Abstract
Pedestrian detection has been a crucial issue over the last decades. The existing pedestrian detection methods are still face abrupt illumination, partial occlusion, different poses of humans, and cluttered backgrounds challenges. Consequently, the significance of pedestrian detection systems encourages us to propose a new method to address some of these challenges and offer higher accuracy rate. Noting that the power of various kinds of features are different and a single type of feature cannot extract the comprehensive information of human shape. Taking this fact into consideration, we combined pragmatic and useful features in order to detect pedestrian more accurate. Indeed, we combine histogram of oriented gradients (HOG), a proposed modified local binary pattern (M-LBP), and a proposed modified Haar-like features (M-Haar) to achieve these goals. By applying the proposed method, it is possible to extract various information on human shapes including the edge information, texture information, and local shape information. After feature extraction, Cascade Adaboost classifier is used to detect pedestrian images from non-pedestrian. In experiments, INRIA dataset, Daimler dataset, and ETH dataset are applied. The extensive experimental results demonstrate that our approach outperforms the traditional methods in terms of the accuracy and robustness.
Keywords
Introduction
Pedestrian detection has been a crucial issue over the last decades [1, 2] and is the most recognized example of object detection [3]. It has extensive utilization in various applications and services such as robotic [4, 5, 6], intelligent video surveillance system (IVS) [12, 13], intelligent image retrieval [1, 9], intelligent transportation, and advanced driver assistance system (ADAS) [2, 6, 10].

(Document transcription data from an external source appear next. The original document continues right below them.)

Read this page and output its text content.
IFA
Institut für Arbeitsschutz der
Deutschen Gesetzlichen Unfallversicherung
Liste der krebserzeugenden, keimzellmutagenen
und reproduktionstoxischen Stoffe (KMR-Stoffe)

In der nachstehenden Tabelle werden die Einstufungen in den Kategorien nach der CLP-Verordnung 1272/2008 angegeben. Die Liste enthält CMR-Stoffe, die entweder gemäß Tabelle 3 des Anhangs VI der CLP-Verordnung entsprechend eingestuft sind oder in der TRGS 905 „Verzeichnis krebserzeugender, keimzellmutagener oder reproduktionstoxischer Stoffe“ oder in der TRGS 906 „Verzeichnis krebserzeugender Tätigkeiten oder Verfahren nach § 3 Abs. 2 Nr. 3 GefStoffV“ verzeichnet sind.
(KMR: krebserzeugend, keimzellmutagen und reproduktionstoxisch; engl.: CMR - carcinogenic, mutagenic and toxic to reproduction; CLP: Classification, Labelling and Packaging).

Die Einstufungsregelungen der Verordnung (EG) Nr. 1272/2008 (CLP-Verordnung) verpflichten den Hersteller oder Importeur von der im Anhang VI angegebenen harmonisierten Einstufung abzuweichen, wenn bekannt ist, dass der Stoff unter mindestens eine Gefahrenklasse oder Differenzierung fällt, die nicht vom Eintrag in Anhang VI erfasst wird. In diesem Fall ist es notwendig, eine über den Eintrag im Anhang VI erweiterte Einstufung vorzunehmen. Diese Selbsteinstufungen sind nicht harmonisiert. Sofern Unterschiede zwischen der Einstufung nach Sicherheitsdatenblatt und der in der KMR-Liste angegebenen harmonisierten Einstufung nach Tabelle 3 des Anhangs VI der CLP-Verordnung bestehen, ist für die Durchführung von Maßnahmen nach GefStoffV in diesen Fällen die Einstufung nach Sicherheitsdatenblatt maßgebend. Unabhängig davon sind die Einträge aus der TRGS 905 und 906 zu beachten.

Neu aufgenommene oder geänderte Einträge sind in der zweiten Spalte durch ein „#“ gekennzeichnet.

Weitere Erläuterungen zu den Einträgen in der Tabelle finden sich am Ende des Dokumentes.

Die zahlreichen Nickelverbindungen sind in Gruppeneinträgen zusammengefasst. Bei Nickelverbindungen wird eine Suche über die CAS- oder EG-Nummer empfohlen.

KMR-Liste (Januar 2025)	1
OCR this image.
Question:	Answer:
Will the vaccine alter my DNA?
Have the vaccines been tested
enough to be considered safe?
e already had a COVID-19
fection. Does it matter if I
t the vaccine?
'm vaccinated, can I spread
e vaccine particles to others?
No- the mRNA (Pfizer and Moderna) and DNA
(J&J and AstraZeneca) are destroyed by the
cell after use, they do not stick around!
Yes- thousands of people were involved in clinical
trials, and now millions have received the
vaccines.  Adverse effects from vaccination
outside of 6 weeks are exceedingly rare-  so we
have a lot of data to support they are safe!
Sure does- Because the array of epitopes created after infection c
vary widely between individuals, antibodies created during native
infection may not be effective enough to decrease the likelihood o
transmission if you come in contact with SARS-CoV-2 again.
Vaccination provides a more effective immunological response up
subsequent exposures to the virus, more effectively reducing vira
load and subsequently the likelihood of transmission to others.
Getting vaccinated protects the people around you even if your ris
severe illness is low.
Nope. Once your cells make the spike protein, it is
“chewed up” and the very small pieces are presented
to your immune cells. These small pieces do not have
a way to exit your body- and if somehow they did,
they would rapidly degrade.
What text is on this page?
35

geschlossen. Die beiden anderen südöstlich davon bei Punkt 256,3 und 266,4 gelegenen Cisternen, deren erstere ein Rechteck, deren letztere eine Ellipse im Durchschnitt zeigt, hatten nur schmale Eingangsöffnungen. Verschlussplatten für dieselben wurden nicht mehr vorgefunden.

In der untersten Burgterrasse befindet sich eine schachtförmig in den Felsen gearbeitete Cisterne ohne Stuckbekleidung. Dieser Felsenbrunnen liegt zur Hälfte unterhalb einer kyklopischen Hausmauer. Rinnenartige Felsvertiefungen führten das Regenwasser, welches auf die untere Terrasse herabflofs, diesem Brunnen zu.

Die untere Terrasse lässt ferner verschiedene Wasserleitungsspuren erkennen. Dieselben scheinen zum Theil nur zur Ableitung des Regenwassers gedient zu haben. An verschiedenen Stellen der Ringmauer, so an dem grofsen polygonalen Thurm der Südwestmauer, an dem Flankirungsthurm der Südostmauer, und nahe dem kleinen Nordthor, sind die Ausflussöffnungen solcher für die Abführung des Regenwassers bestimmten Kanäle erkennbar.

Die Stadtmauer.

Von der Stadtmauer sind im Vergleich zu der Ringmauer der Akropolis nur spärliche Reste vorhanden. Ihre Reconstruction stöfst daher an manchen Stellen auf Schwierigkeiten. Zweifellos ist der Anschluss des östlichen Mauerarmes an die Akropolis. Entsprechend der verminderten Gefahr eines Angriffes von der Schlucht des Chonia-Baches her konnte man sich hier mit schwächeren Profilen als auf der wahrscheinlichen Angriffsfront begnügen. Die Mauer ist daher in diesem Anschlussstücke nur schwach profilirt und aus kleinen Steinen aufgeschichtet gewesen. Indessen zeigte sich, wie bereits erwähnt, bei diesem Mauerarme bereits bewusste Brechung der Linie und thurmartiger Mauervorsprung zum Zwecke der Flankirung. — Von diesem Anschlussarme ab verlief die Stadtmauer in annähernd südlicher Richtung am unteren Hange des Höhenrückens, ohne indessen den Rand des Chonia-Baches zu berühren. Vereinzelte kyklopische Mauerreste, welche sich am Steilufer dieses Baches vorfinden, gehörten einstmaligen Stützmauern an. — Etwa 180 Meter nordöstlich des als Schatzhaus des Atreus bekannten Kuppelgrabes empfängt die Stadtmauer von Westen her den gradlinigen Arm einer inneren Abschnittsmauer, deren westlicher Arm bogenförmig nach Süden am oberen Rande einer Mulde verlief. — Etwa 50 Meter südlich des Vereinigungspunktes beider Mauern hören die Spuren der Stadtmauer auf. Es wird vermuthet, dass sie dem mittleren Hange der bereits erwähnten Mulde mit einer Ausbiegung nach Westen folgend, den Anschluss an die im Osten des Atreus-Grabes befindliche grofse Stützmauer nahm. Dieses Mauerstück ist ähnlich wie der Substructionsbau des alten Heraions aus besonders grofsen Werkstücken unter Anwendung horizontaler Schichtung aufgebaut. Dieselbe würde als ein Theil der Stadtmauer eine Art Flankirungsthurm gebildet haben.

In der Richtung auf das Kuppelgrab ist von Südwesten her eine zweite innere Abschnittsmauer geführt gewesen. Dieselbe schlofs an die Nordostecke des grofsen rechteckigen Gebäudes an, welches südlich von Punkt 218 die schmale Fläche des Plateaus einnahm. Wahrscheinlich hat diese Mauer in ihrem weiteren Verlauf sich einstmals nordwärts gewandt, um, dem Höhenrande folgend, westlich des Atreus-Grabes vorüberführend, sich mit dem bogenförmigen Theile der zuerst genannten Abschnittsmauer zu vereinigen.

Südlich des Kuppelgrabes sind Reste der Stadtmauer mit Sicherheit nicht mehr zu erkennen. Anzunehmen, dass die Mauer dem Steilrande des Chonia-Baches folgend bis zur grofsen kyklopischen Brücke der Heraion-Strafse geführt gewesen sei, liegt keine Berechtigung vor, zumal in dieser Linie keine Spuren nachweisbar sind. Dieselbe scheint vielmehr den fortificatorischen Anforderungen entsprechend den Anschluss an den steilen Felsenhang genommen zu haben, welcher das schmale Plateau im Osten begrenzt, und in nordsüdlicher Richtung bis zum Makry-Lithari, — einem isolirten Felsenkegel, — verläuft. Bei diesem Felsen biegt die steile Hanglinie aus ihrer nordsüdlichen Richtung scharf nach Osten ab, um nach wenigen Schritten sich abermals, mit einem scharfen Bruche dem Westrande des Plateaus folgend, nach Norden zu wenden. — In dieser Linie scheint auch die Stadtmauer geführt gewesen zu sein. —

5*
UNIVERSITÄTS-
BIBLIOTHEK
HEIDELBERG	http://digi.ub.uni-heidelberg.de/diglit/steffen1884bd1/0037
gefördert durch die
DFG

The main challenges of pedestrian detection are as follows:
It is an undeniable fact that when pedestrians overlap in the crowded scene, discovering them will become more difficult. In particular, when the population grows dramatically, occlusion and missing of body parts increase in urban traffic scene [3, 5, 11]. Environmental changes such as illumination alteration during the days and nights, the existence of shadow, and also weather conditions which can affect the efficiency of pedestrian detection [1, 10, 11]. The diversity of articulated poses based on the nature of human’s body in comparison with rigid objects, make pedestrian detection more struggling [5, 6, 41]. Pedestrians may appear in different colored clothing and even carry accessories like backpack and cap which can decrease the detection rate [1, 7, 12]. Cluttered backgrounds can decrease the accuracy of the detection rate. For instance, they might mistakenly be similar to a human’s shape and they may distract from the correct person’s boundary [1, 5, 27].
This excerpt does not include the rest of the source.